The U.S. has planned the current crisis and even written a "playbook" for its escalation. Nuclear capable B-52 and B-2 are a clear threat to North Korea. It is no wonder that it responds to such threats by upping its own propaganda.
China is concerned about the Korea crisis. But if that concern influenced that paragraph in Xi's speech at all it did so in a rebuke to the United States not to North Korea. China Will Not Help To "Punish" North Korea.
That mainstream U.S. media have read the Xi speech differently just shows their sorry intellectual state and their inability to see the world, not through their own propaganda glasses, but through the eyes of the "other".
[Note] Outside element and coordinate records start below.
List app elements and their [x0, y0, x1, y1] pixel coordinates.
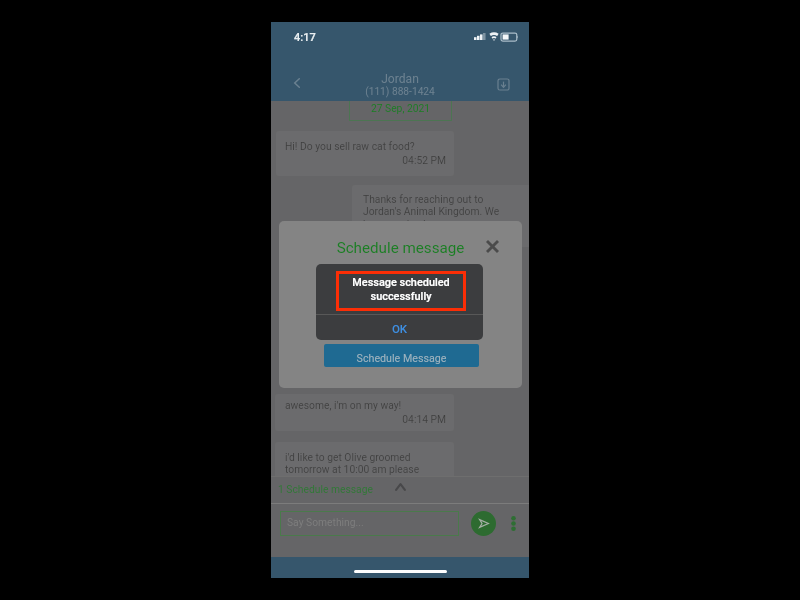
staticText: Thanks for reaching out to Jordan's Anim…: [363, 193, 500, 230]
button[interactable]: Save conversation: [487, 68, 519, 100]
button[interactable]: More options: [502, 512, 524, 534]
staticText: 04:14 PM: [275, 413, 446, 425]
staticText: OK: [316, 322, 483, 335]
staticText: 27 Sep, 2021: [349, 102, 452, 114]
staticText: i'd like to get Olive groomed tomorrow a…: [285, 451, 420, 475]
staticText: Jordan: [271, 72, 529, 86]
staticText: 4:17: [294, 31, 316, 44]
button[interactable]: Close: [481, 235, 503, 257]
staticText: 1 Schedule message: [278, 483, 373, 495]
staticText: (111) 888-1424: [271, 86, 529, 98]
button[interactable]: Schedule Message: [324, 344, 479, 367]
button[interactable]: Send: [471, 511, 496, 536]
button[interactable]: [316, 315, 483, 340]
button[interactable]: Back: [282, 68, 312, 98]
staticText: awesome, i'm on my way!: [285, 399, 402, 411]
staticText: Schedule message: [279, 239, 522, 257]
staticText: 04:52 PM: [276, 154, 446, 166]
button[interactable]: [271, 476, 529, 501]
staticText: Hi! Do you sell raw cat food?: [285, 140, 415, 152]
staticText: Say Something...: [287, 516, 364, 528]
staticText: Message scheduled successfully: [336, 276, 466, 303]
staticText: Schedule Message: [324, 352, 479, 365]
button[interactable]: [280, 511, 459, 536]
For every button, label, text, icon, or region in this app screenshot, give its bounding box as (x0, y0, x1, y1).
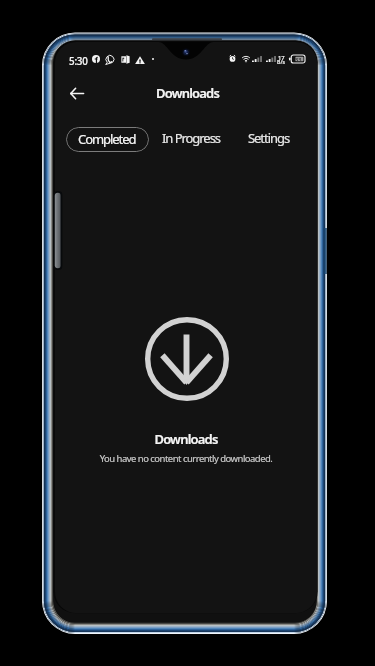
staticText: B/s (277, 58, 285, 65)
staticText: Settings (248, 129, 290, 147)
button[interactable]: Settings (243, 125, 295, 150)
staticText: 17 (278, 54, 285, 62)
staticText: In Progress (162, 129, 221, 147)
button[interactable]: Completed (66, 127, 149, 152)
staticText: Completed (78, 130, 136, 148)
button[interactable]: In Progress (158, 125, 225, 150)
staticText: You have no content currently downloaded… (55, 452, 317, 465)
staticText: 5:30 (69, 55, 88, 68)
staticText: Downloads (156, 84, 220, 102)
staticText: 33 (295, 56, 302, 64)
staticText: Downloads (55, 430, 317, 448)
button[interactable]: Back (65, 81, 89, 105)
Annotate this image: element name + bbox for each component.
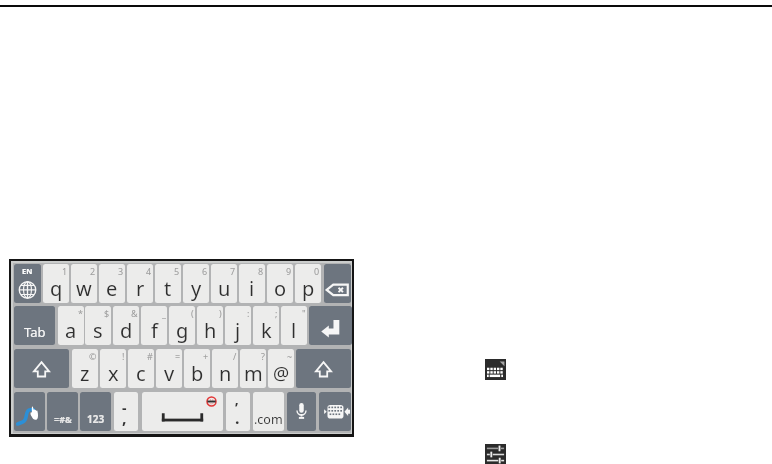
staticText: ( — [191, 307, 194, 319]
button[interactable]: s — [85, 306, 111, 345]
staticText: , — [122, 407, 127, 429]
staticText: q — [50, 275, 63, 302]
button[interactable]: Comma — [114, 392, 138, 431]
button[interactable]: Symbols — [47, 392, 78, 431]
staticText: 9 — [286, 265, 292, 277]
staticText: & — [131, 307, 138, 319]
staticText: m — [244, 360, 263, 387]
staticText: - — [122, 398, 127, 417]
staticText: .com — [254, 411, 283, 428]
button[interactable]: m — [240, 349, 266, 388]
staticText: Tab — [24, 323, 46, 341]
staticText: 1 — [62, 265, 68, 277]
button[interactable]: x — [100, 349, 126, 388]
button[interactable]: c — [128, 349, 154, 388]
staticText: i — [249, 275, 255, 302]
staticText: EN — [22, 266, 33, 276]
staticText: f — [151, 317, 158, 344]
button[interactable]: t — [155, 264, 181, 303]
staticText: b — [191, 360, 204, 387]
button[interactable]: @ — [268, 349, 294, 388]
staticText: = — [175, 350, 181, 362]
button[interactable]: j — [225, 306, 251, 345]
button[interactable]: Voice input — [287, 392, 316, 431]
staticText: © — [89, 350, 97, 362]
staticText: u — [218, 275, 231, 302]
button[interactable]: z — [72, 349, 98, 388]
staticText: a — [65, 317, 77, 344]
button[interactable]: p — [295, 264, 321, 303]
button[interactable]: f — [141, 306, 167, 345]
button[interactable]: n — [212, 349, 238, 388]
staticText: 7 — [230, 265, 236, 277]
staticText: h — [204, 317, 217, 344]
staticText: t — [164, 275, 172, 302]
button[interactable]: h — [197, 306, 223, 345]
button[interactable]: d — [113, 306, 139, 345]
staticText: " — [302, 307, 306, 319]
staticText: x — [108, 360, 119, 387]
button[interactable]: Shift — [14, 349, 69, 388]
button[interactable]: b — [184, 349, 210, 388]
button[interactable]: a — [58, 306, 84, 345]
staticText: e — [106, 275, 118, 302]
staticText: w — [76, 275, 92, 302]
button[interactable]: q — [43, 264, 69, 303]
button[interactable]: Enter — [309, 306, 352, 345]
staticText: : — [247, 307, 250, 319]
staticText: ? — [261, 350, 265, 362]
button[interactable]: u — [211, 264, 237, 303]
staticText: / — [233, 350, 237, 362]
staticText: 3 — [118, 265, 124, 277]
button[interactable]: Backspace — [324, 264, 351, 303]
staticText: r — [136, 275, 145, 302]
button[interactable]: Language — [14, 264, 41, 303]
staticText: j — [235, 317, 241, 344]
staticText: s — [93, 317, 103, 344]
staticText: n — [219, 360, 232, 387]
staticText: d — [120, 317, 133, 344]
button[interactable]: o — [267, 264, 293, 303]
staticText: ; — [275, 307, 278, 319]
staticText: 4 — [146, 265, 152, 277]
staticText: ) — [219, 307, 222, 319]
button[interactable]: .com — [253, 392, 284, 431]
button[interactable]: v — [156, 349, 182, 388]
button[interactable]: g — [169, 306, 195, 345]
button[interactable]: Period — [226, 392, 250, 431]
staticText: 0 — [314, 265, 320, 277]
staticText: 6 — [202, 265, 208, 277]
button[interactable]: Shift — [296, 349, 351, 388]
staticText: 2 — [90, 265, 96, 277]
staticText: 123 — [87, 412, 105, 426]
button[interactable]: Keyboard — [485, 359, 506, 380]
button[interactable]: l — [281, 306, 307, 345]
staticText: ’ — [235, 398, 239, 417]
button[interactable]: Handwriting — [14, 392, 45, 431]
staticText: o — [274, 275, 287, 302]
staticText: ~ — [287, 350, 293, 362]
staticText: p — [302, 275, 315, 302]
button[interactable]: Numbers — [80, 392, 111, 431]
button[interactable]: w — [71, 264, 97, 303]
staticText: + — [203, 350, 209, 362]
button[interactable]: e — [99, 264, 125, 303]
staticText: * — [78, 307, 83, 319]
staticText: k — [261, 317, 272, 344]
button[interactable]: i — [239, 264, 265, 303]
staticText: l — [291, 317, 297, 344]
staticText: 8 — [258, 265, 264, 277]
button[interactable]: Hide keyboard — [319, 392, 351, 431]
button[interactable]: r — [127, 264, 153, 303]
staticText: g — [176, 317, 189, 344]
staticText: . — [235, 407, 240, 429]
button[interactable]: y — [183, 264, 209, 303]
staticText: c — [136, 360, 146, 387]
button[interactable]: Tab — [14, 306, 55, 345]
staticText: 5 — [174, 265, 180, 277]
staticText: # — [147, 350, 153, 362]
button[interactable]: Space — [142, 392, 223, 431]
button[interactable]: k — [253, 306, 279, 345]
button[interactable]: Settings — [485, 444, 506, 464]
staticText: v — [164, 360, 175, 387]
UPDATE: Xinhua now carries an official but shortened translation of the above mentioned Chinese piece: Xi's security outlook. The core that points to the U.S.:
This new concept of shared security is in stark contrast to the parochial approach, which tends to view security based on one's own interests and needs. Driven by such an undesirable approach, a country will always calculate its own gains first whenever there is a regional or global security crisis.
From the Syria crisis to maritime territorial disputes in the East and South China seas, in the final analysis many of the world's security woes today can, one way or another, be traced back to the pursuit of selfish gains in disregard of regional and global security needs.